# Orbea 2014: Rumors, speculation, hopes, expectations, etc.? Post here!



## dje31

Anyone hear or expect anything for '14?

Is the Orca due for an update / refresh / overhaul?

Anything else?

Here's the place to put your thoughts.


----------



## dje31

I'll start...updated Orca with optional disc brake tabs. There, I said it. I might not even want or need it, but hey, times be changing...


----------



## the_terrible_1

This!

View attachment 281350


----------



## jpaschal01

I've heard there will definitely be a disc brake Orca for 2014 but still no disc brake Cross bike.


----------



## ManxShred

Orbea Avant Fondo

This looks really nice.


----------



## krtassoc

Orbea Avant with Shimano Ultegra 6780 Di2 _and_ Disk Brakes:

https://sphotos-a.xx.fbcdn.net/hphotos-prn1/1012182_613932508624659_1720576583_n.jpg


----------



## Dray3573

I happened to be in the right place at the right time and got a hands on look at the new Avant with Red 22 and disc brakes. My high hopes were fully realized, it was everything and more I thought it would be. Pictures never do anything justice and that's true in this case too. I can't wait to get one out on the road for a good test ride.


----------



## dje31

FYI, the 2014 lineup is on the US site. I guess since Eurobike is on, the cat is offically out of the bag.

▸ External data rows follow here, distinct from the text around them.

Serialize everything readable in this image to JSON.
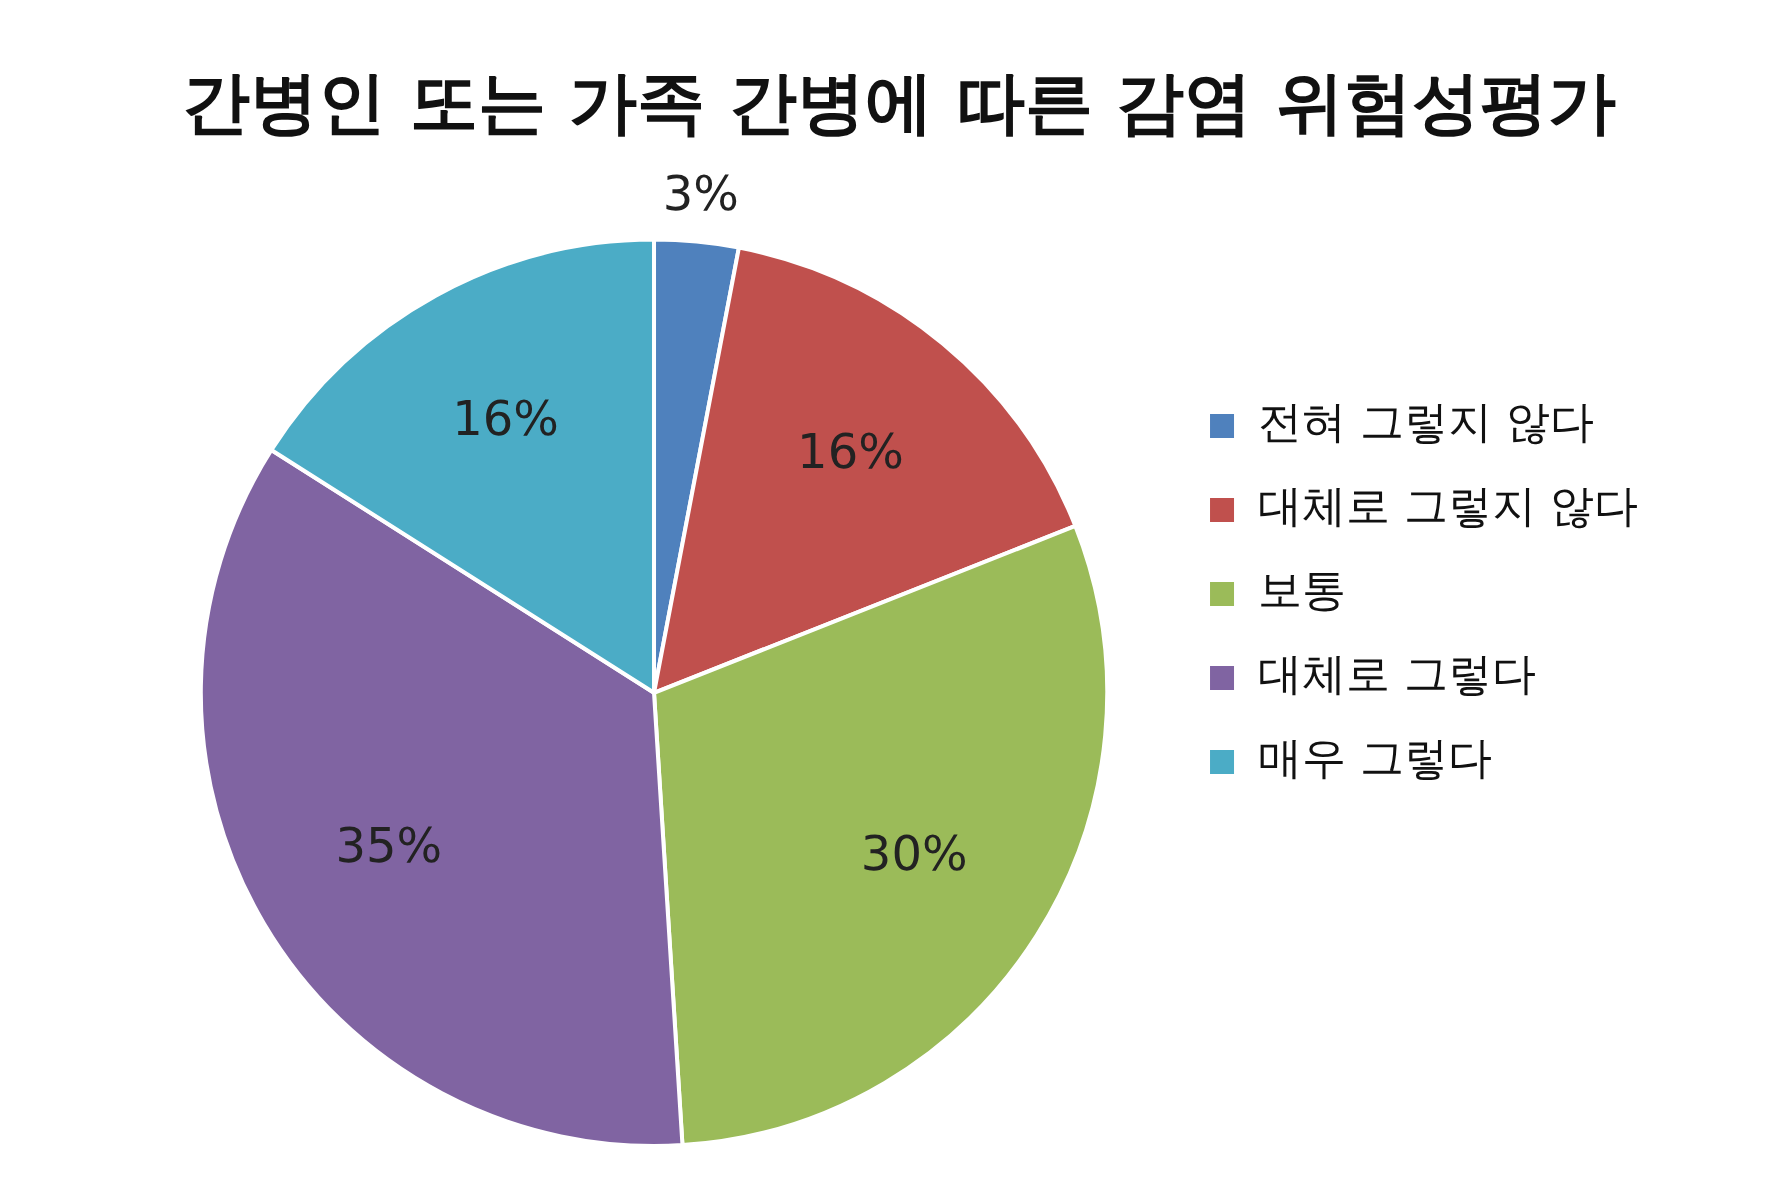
{
  "chart_data": {
    "type": "pie",
    "title": "간병인 또는 가족 간병에 따른 감염 위험성평가",
    "categories": [
      "전혀 그렇지 않다",
      "대체로 그렇지 않다",
      "보통",
      "대체로 그렇다",
      "매우 그렇다"
    ],
    "values": [
      3,
      16,
      30,
      35,
      16
    ],
    "colors": [
      "#4f81bd",
      "#c0504d",
      "#9bbb59",
      "#8064a2",
      "#4bacc6"
    ],
    "value_labels": [
      "3%",
      "16%",
      "30%",
      "35%",
      "16%"
    ],
    "legend": "right"
  }
}
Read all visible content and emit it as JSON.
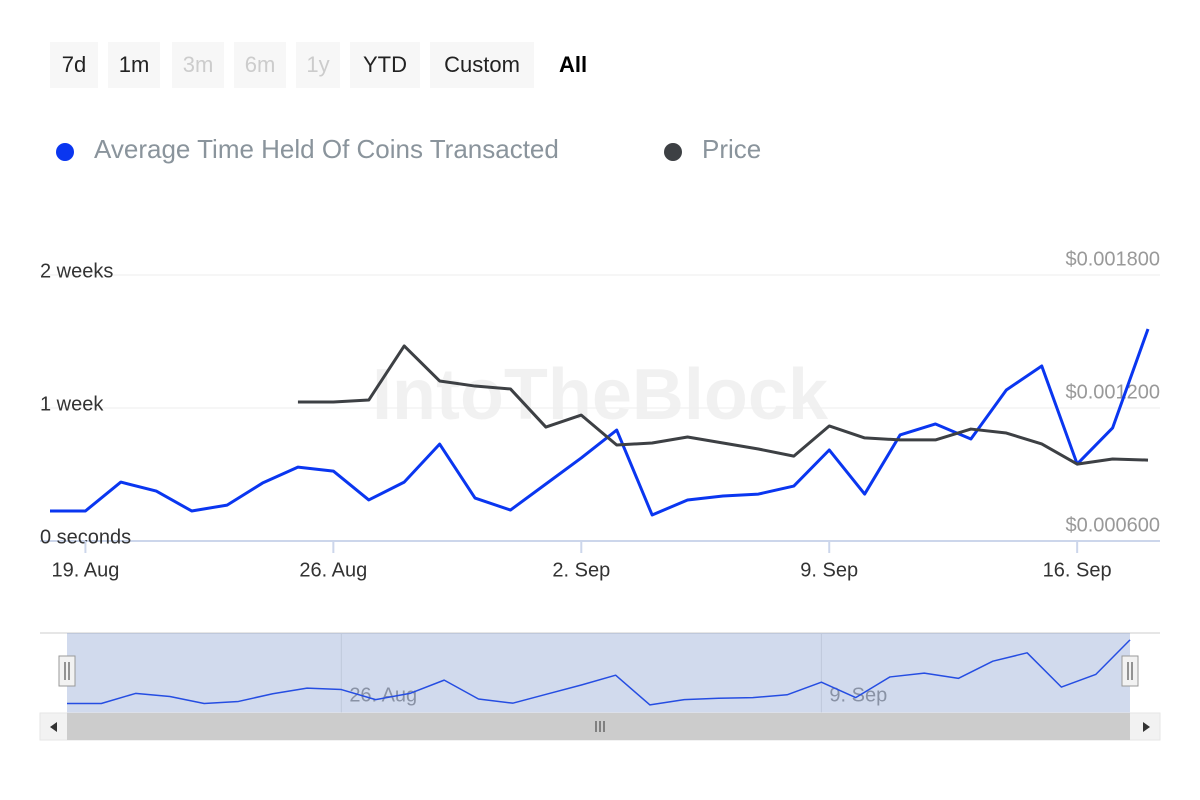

It's still a little buggy re: broken links, but manageable. Enjoy!


----------



## msheron

dje31 said:


> FYI, the 2014 lineup is on the US site. I guess since Eurobike is on, the cat is offically out of the bag.
> 
> It's still a little buggy re: broken links, but manageable. Enjoy!


Looking forward to getting my hands on the M50 for sure. I just don't know about the Ultegra and DA wireless stuff yet! Any folks with expertise know if the batteries if charged last for how long????? If they die on a ride what next?????

I just like the simplicity of mechanics!


----------